Because the water-saving irrigation method that reduces methane actually creates a problem—it releases more nitrous oxide. The fungi seem to help manage that trade-off, which is why the timing of this discovery is so important.
So this isn't just about yield. It's about solving a problem that sustainable farming created.
Exactly. You can't just swap one practice for another and expect everything to improve. The fungi offer a way to have both the water savings and lower nitrous oxide, which makes the whole system work better.
What happens when they scale this up to 4,000 farms?
That's the real test. Lab results and small trials are one thing. Getting it to work consistently across thousands of farmers with different soil conditions, different management practices—that's where you learn if it's actually practical.

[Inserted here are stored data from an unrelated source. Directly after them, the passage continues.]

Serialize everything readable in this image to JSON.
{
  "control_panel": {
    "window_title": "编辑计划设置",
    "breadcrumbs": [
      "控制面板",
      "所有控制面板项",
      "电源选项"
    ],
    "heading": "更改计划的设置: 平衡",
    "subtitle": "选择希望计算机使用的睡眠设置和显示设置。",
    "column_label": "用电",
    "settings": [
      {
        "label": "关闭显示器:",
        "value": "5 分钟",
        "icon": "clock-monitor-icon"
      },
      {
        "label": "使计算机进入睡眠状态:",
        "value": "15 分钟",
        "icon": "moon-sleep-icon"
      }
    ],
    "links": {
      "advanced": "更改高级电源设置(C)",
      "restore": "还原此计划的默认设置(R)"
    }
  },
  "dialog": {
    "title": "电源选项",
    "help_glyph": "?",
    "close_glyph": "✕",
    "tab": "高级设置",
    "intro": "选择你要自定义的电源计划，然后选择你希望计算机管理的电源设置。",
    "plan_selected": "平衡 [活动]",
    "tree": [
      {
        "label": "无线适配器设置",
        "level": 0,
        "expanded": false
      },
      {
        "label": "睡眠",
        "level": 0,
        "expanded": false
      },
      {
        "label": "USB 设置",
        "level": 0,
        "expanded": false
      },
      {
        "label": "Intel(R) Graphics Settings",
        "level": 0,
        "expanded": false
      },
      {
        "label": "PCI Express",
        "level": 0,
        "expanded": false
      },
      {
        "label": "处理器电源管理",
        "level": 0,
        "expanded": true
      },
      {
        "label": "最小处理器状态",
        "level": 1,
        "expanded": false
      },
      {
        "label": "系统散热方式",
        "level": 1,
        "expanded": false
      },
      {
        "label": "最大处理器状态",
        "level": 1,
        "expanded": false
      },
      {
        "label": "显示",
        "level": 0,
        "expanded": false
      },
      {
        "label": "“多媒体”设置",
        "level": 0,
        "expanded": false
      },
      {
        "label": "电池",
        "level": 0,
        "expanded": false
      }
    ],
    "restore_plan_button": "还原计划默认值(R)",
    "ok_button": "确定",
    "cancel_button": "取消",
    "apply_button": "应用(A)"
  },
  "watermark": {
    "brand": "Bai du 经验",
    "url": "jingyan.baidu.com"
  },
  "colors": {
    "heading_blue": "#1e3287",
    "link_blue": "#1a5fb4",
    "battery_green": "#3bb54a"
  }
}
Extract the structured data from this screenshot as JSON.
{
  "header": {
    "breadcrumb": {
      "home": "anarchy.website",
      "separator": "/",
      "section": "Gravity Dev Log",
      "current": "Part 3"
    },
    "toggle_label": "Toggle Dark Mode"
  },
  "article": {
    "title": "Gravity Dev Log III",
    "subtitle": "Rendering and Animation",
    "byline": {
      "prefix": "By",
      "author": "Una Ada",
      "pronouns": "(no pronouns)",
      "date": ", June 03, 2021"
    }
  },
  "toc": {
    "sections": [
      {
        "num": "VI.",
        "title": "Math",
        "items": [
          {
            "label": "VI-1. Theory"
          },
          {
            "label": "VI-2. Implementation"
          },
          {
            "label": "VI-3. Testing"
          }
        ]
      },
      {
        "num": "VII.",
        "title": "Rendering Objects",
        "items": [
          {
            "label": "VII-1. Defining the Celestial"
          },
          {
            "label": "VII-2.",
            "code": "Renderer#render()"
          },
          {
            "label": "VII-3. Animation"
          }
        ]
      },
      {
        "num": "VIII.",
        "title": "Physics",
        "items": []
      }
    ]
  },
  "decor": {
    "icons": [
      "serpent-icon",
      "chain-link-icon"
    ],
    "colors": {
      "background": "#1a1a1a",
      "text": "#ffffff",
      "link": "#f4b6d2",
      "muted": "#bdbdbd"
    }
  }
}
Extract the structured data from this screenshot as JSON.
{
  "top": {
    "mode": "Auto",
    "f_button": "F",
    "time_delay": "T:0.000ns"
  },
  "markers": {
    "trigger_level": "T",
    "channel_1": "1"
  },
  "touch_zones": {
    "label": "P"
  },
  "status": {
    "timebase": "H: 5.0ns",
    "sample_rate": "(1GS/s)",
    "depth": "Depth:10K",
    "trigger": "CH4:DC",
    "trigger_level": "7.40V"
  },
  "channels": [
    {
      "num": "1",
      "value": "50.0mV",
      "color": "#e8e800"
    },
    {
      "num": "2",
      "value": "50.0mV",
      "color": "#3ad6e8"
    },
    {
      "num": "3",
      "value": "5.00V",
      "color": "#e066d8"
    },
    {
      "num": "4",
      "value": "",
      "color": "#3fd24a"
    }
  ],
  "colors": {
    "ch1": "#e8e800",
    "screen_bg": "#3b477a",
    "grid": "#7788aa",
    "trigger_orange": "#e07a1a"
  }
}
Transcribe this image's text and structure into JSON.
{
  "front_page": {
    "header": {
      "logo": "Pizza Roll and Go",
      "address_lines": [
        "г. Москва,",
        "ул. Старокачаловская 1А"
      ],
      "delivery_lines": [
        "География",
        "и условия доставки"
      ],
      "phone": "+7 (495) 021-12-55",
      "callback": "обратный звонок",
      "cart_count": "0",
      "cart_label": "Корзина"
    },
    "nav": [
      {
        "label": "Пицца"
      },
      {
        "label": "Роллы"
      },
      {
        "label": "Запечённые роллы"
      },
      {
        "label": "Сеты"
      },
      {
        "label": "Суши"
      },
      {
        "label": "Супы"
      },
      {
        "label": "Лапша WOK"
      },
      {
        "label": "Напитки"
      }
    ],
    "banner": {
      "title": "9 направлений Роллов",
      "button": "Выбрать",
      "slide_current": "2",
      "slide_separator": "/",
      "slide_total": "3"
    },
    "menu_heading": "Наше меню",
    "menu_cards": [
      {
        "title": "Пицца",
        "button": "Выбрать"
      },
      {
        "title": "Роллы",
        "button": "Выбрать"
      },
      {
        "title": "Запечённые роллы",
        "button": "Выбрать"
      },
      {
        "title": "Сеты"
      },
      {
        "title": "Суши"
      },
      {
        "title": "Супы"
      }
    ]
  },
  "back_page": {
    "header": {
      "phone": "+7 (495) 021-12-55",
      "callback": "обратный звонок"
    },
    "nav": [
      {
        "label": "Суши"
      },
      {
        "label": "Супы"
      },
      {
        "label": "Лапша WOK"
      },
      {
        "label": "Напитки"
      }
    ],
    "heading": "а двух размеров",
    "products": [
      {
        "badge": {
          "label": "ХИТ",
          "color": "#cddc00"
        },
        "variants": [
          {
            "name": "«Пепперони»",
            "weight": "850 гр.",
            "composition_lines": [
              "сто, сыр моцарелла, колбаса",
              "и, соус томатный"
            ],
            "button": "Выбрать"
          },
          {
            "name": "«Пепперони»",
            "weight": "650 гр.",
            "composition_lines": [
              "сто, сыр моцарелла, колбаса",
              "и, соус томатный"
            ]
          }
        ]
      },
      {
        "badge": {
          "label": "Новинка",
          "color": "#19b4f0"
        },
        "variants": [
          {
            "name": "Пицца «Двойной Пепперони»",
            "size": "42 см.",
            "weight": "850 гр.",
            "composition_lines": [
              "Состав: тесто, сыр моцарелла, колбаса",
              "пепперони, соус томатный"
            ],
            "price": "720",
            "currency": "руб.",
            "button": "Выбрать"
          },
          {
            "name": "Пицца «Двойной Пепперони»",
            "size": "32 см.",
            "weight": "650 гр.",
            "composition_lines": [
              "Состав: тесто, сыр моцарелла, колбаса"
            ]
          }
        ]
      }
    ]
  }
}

Is the yield increase enough to justify the cost of the bio-fertiliser?
The trials show 5 to 15 percent more rice. Whether that pays for itself depends on the cost of the bio-fertiliser and the price of rice, which varies. But even if the yield gain is modest, if you're also reducing synthetic fertiliser use, the economics start to shift.
And the fertiliser supply chain crisis makes this more urgent.
Right. When fertiliser prices spike and availability drops, farmers need alternatives. This isn't just a nice environmental story—it's about survival for farmers in vulnerable regions.
What's the biggest unknown at this point?
Whether you can actually reduce synthetic fertiliser significantly without losing yield. The trials used fungi alongside synthetic fertiliser. The real question is how much of the synthetic you can cut while the fungi make up the difference.